Si hacemos un recuento de esta columna encontraremos que muchas semanas escribo con queja amarga sobre el nuevo escándalo en las redes y señalo que siempre nos apresuramos a poner el nuevo tema en la agenda, como si la idea fuera estar más bien actualizados. Estar en el tema actual parece a veces más importante que estar firmes en los temas capitales, incluso cuando éstos aparentemente ya no tengan la misma relevancia. Creo que ése es el espíritu del llamado “tren del mame” o el “chairo” en el mejor sentido de estos epítetos: no señalar en el chance fácil a supuestos alienados por un discurso crítico o contestatario, sino capturar el espíritu del problema: si todo son cortinas de humo, si todo es igual de grave, si todo es igual de urgente, entonces no tenemos claridad sobre lo que debemos exigir primero.

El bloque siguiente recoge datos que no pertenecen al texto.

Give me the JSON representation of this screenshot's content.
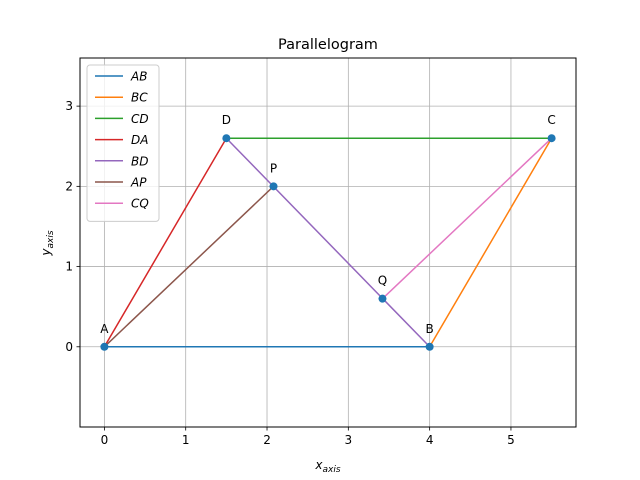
{
  "chart_data": {
    "type": "line",
    "title": "Parallelogram",
    "xlabel_parts": [
      "x",
      "axis"
    ],
    "ylabel_parts": [
      "y",
      "axis"
    ],
    "xlim": [
      -0.3,
      5.8
    ],
    "ylim": [
      -1.0,
      3.6
    ],
    "xticks": [
      0,
      1,
      2,
      3,
      4,
      5
    ],
    "yticks": [
      0,
      1,
      2,
      3
    ],
    "grid": true,
    "legend_position": "top-left",
    "points": [
      {
        "label": "A",
        "x": 0.0,
        "y": 0.0
      },
      {
        "label": "B",
        "x": 4.0,
        "y": 0.0
      },
      {
        "label": "C",
        "x": 5.5,
        "y": 2.6
      },
      {
        "label": "D",
        "x": 1.5,
        "y": 2.6
      },
      {
        "label": "P",
        "x": 2.08,
        "y": 2.0
      },
      {
        "label": "Q",
        "x": 3.42,
        "y": 0.6
      }
    ],
    "series": [
      {
        "name": "AB",
        "color": "#1f77b4",
        "x": [
          0.0,
          4.0
        ],
        "y": [
          0.0,
          0.0
        ]
      },
      {
        "name": "BC",
        "color": "#ff7f0e",
        "x": [
          4.0,
          5.5
        ],
        "y": [
          0.0,
          2.6
        ]
      },
      {
        "name": "CD",
        "color": "#2ca02c",
        "x": [
          5.5,
          1.5
        ],
        "y": [
          2.6,
          2.6
        ]
      },
      {
        "name": "DA",
        "color": "#d62728",
        "x": [
          1.5,
          0.0
        ],
        "y": [
          2.6,
          0.0
        ]
      },
      {
        "name": "BD",
        "color": "#9467bd",
        "x": [
          4.0,
          1.5
        ],
        "y": [
          0.0,
          2.6
        ]
      },
      {
        "name": "AP",
        "color": "#8c564b",
        "x": [
          0.0,
          2.08
        ],
        "y": [
          0.0,
          2.0
        ]
      },
      {
        "name": "CQ",
        "color": "#e377c2",
        "x": [
          5.5,
          3.42
        ],
        "y": [
          2.6,
          0.6
        ]
      }
    ],
    "marker_color": "#1f77b4"
  }
}
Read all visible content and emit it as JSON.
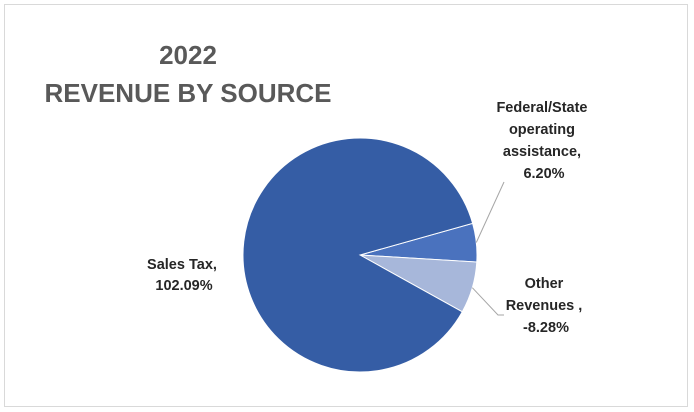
{
  "chart_data": {
    "type": "pie",
    "title": "2022",
    "subtitle": "REVENUE BY SOURCE",
    "slices": [
      {
        "name": "Sales Tax",
        "value": 102.09,
        "value_label": "102.09%",
        "color": "#355da5"
      },
      {
        "name": "Federal/State operating assistance",
        "value": 6.2,
        "value_label": "6.20%",
        "color": "#4a72be"
      },
      {
        "name": "Other Revenues",
        "value": -8.28,
        "value_label": "-8.28%",
        "color": "#a7b7da"
      }
    ],
    "labels": {
      "sales_tax": [
        "Sales Tax,",
        "102.09%"
      ],
      "federal_state": [
        "Federal/State",
        "operating",
        "assistance,",
        "6.20%"
      ],
      "other": [
        "Other",
        "Revenues ,",
        "-8.28%"
      ]
    },
    "leader_line_color": "#a6a6a6",
    "legend": "none"
  }
}
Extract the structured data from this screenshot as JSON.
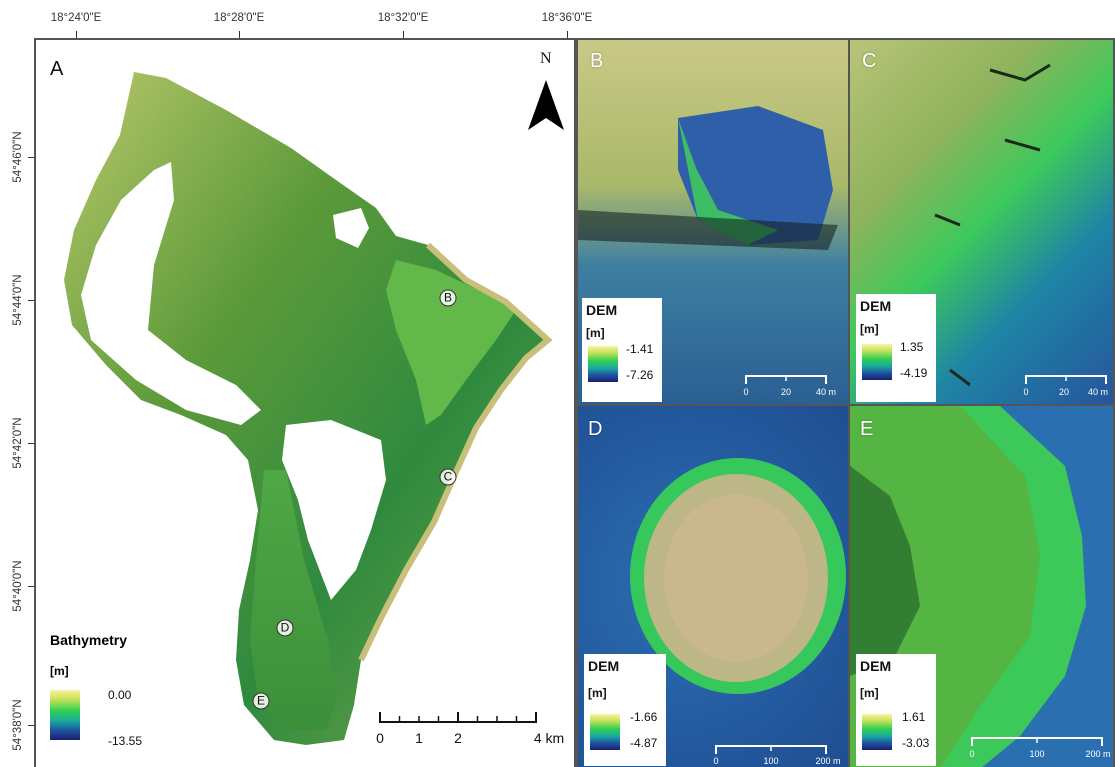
{
  "top_coords": [
    "18°24'0\"E",
    "18°28'0\"E",
    "18°32'0\"E",
    "18°36'0\"E"
  ],
  "left_coords": [
    "54°46'0\"N",
    "54°44'0\"N",
    "54°42'0\"N",
    "54°40'0\"N",
    "54°38'0\"N"
  ],
  "main": {
    "letter": "A",
    "north_label": "N",
    "legend_title": "Bathymetry",
    "legend_unit": "[m]",
    "legend_max": "0.00",
    "legend_min": "-13.55",
    "scale_labels": [
      "0",
      "1",
      "2",
      "4 km"
    ],
    "site_labels": [
      "B",
      "C",
      "D",
      "E"
    ]
  },
  "insets": [
    {
      "letter": "B",
      "legend_title": "DEM",
      "legend_unit": "[m]",
      "max": "-1.41",
      "min": "-7.26",
      "scale_labels": [
        "0",
        "20",
        "40 m"
      ]
    },
    {
      "letter": "C",
      "legend_title": "DEM",
      "legend_unit": "[m]",
      "max": "1.35",
      "min": "-4.19",
      "scale_labels": [
        "0",
        "20",
        "40 m"
      ]
    },
    {
      "letter": "D",
      "legend_title": "DEM",
      "legend_unit": "[m]",
      "max": "-1.66",
      "min": "-4.87",
      "scale_labels": [
        "0",
        "100",
        "200 m"
      ]
    },
    {
      "letter": "E",
      "legend_title": "DEM",
      "legend_unit": "[m]",
      "max": "1.61",
      "min": "-3.03",
      "scale_labels": [
        "0",
        "100",
        "200 m"
      ]
    }
  ],
  "colors": {
    "ramp_top": "#f7f3a4",
    "ramp_mid": "#2fcf52",
    "ramp_bottom": "#1a1f6e",
    "frame": "#555555"
  }
}
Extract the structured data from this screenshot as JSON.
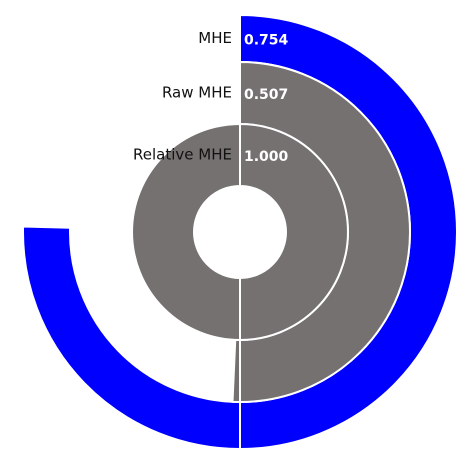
{
  "chart_data": {
    "type": "radial_bar",
    "categories": [
      "MHE",
      "Raw MHE",
      "Relative MHE"
    ],
    "values": [
      0.754,
      0.507,
      1.0
    ],
    "value_labels": [
      "0.754",
      "0.507",
      "1.000"
    ],
    "colors": [
      "#0000ff",
      "#767171",
      "#767171"
    ],
    "ylim": [
      0,
      1
    ]
  }
}
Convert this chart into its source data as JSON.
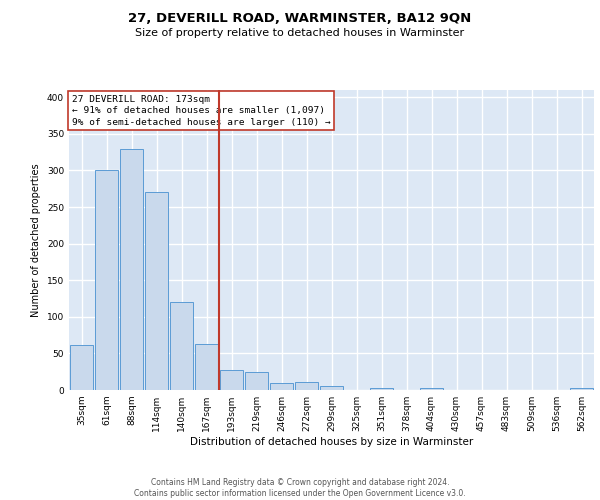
{
  "title": "27, DEVERILL ROAD, WARMINSTER, BA12 9QN",
  "subtitle": "Size of property relative to detached houses in Warminster",
  "xlabel": "Distribution of detached houses by size in Warminster",
  "ylabel": "Number of detached properties",
  "bin_labels": [
    "35sqm",
    "61sqm",
    "88sqm",
    "114sqm",
    "140sqm",
    "167sqm",
    "193sqm",
    "219sqm",
    "246sqm",
    "272sqm",
    "299sqm",
    "325sqm",
    "351sqm",
    "378sqm",
    "404sqm",
    "430sqm",
    "457sqm",
    "483sqm",
    "509sqm",
    "536sqm",
    "562sqm"
  ],
  "bar_values": [
    62,
    300,
    330,
    270,
    120,
    63,
    28,
    25,
    9,
    11,
    5,
    0,
    3,
    0,
    3,
    0,
    0,
    0,
    0,
    0,
    3
  ],
  "bar_color": "#c9d9ec",
  "bar_edge_color": "#5b9bd5",
  "vline_x_index": 6,
  "vline_color": "#c0392b",
  "annotation_line1": "27 DEVERILL ROAD: 173sqm",
  "annotation_line2": "← 91% of detached houses are smaller (1,097)",
  "annotation_line3": "9% of semi-detached houses are larger (110) →",
  "annotation_box_color": "#c0392b",
  "ylim": [
    0,
    410
  ],
  "yticks": [
    0,
    50,
    100,
    150,
    200,
    250,
    300,
    350,
    400
  ],
  "background_color": "#dde8f5",
  "grid_color": "#ffffff",
  "footer_text": "Contains HM Land Registry data © Crown copyright and database right 2024.\nContains public sector information licensed under the Open Government Licence v3.0.",
  "title_fontsize": 9.5,
  "subtitle_fontsize": 8.0,
  "xlabel_fontsize": 7.5,
  "ylabel_fontsize": 7.0,
  "tick_fontsize": 6.5,
  "annotation_fontsize": 6.8,
  "footer_fontsize": 5.5
}
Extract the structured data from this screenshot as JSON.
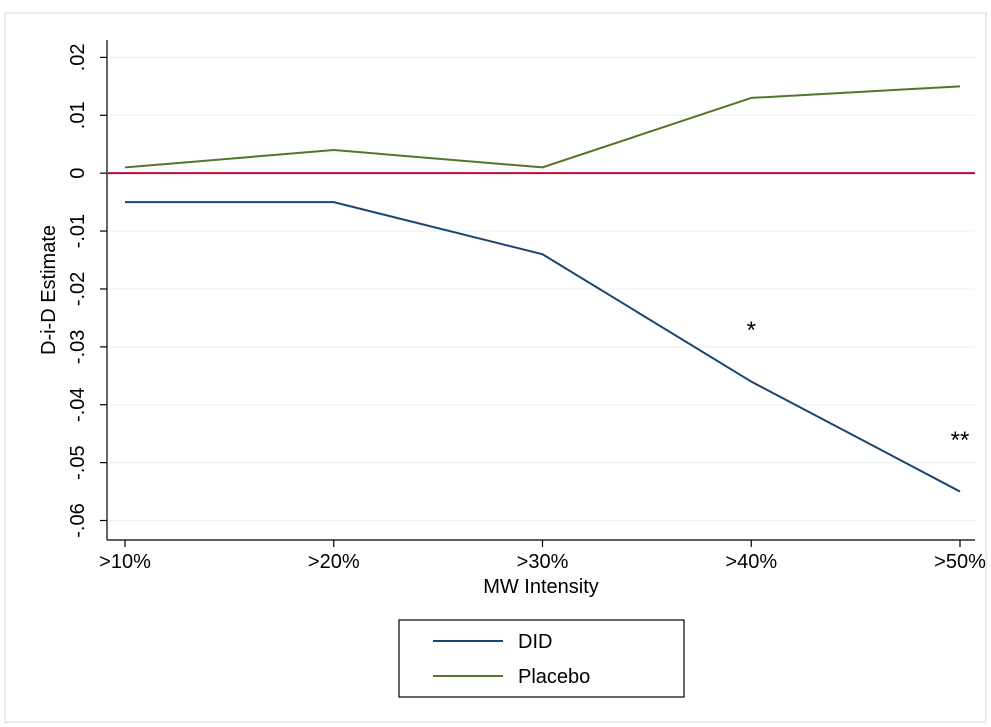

Otro tema común en estas columnas ha sido la crítica a nuestra actitud como “pueblo” o “masa crítica” (o acrítica según sea el caso), pero nunca he tenido el afán de denostar, mucho menos de hacer una apología imposible sobre los fallos del presidente y su equipo, sino tratar de hacer consciencia, sobre que nosotros, los que tenemos la dicha de tener los recursos económicos o informáticos para conocer de estos temas, aprovechemos nuestra fuerza de manera correcta, discutiendo sobre los temas verdaderamente relevantes.
Uno de los tópicos de la semana fue el famoso “calcetagate”, lo cual es normal que indigne en un momento crítico del país (¿y cuál no?) pero que obedece, también hay que reconocerlo, a nuestra propia demanda social sobre el tema. ¿Importa el tema lo suficiente para que el presidente lo ponga en la mesa, para que lo aclare?: no. ¿Importa el tema lo suficiente para ponerlo, de inicio, en el debate público?: tampoco. Nosotros mismos hemos generado una indignación y repulsión a la figura presidencial que se replica ante el mínimo pretexto: que una empresa rompa relación con una reportera, que el presidente pronuncie mal el inglés, que haya balaceras con bajas civiles, que no haya leído tres libros, que se le caiga la rebanada del pastel, que desaparezcan 43 estudiantes o que porte sus calcetas aparentemente al revés.
Considero importantísimo empezar a sostenernos en los temas capitales y dejar de poner a consideración las nimiedades del tipo ya mencionado, porque entonces puede -y así sucedió- consagrarse el despropósito en la aclaración de lo menos importante. La reformulada actitud del presidente que ahora aclara minucias o se disculpa por habernos tenido inquietos con un tema del cual no tenía -según presume- culpa alguna, como en el asunto de la “casa blanca”, es, según creo, el natural pero lamentable reflejo de lo que exigimos como sociedad. Confundimos temas y prioridades. Hablamos de un equipo de futbol en vez de hablar de una potencial tragedia, o de piropos desmedidos o insultos raciales en vez de hablar únicamente de agresión física. Una de las condiciones mínimas para el diálogo virtuoso es presentar sólo argumentos relevantes, para después poder exigir lo mismo en respuesta. Porque mientras creamos en la democracia también sostenemos que la forma más deseable de solucionar nuestros conflictos de creencias es el diálogo, porque es no sólo la más económica sino también la más incluyente. Pondero que debemos empezar a ignorar las múltiples e insignificantes indignaciones para pasar a lo capital. Silencio o respuestas claras será la única opción que tenga el ejecutivo, cuando dejemos de preguntarnos por sus calcetas.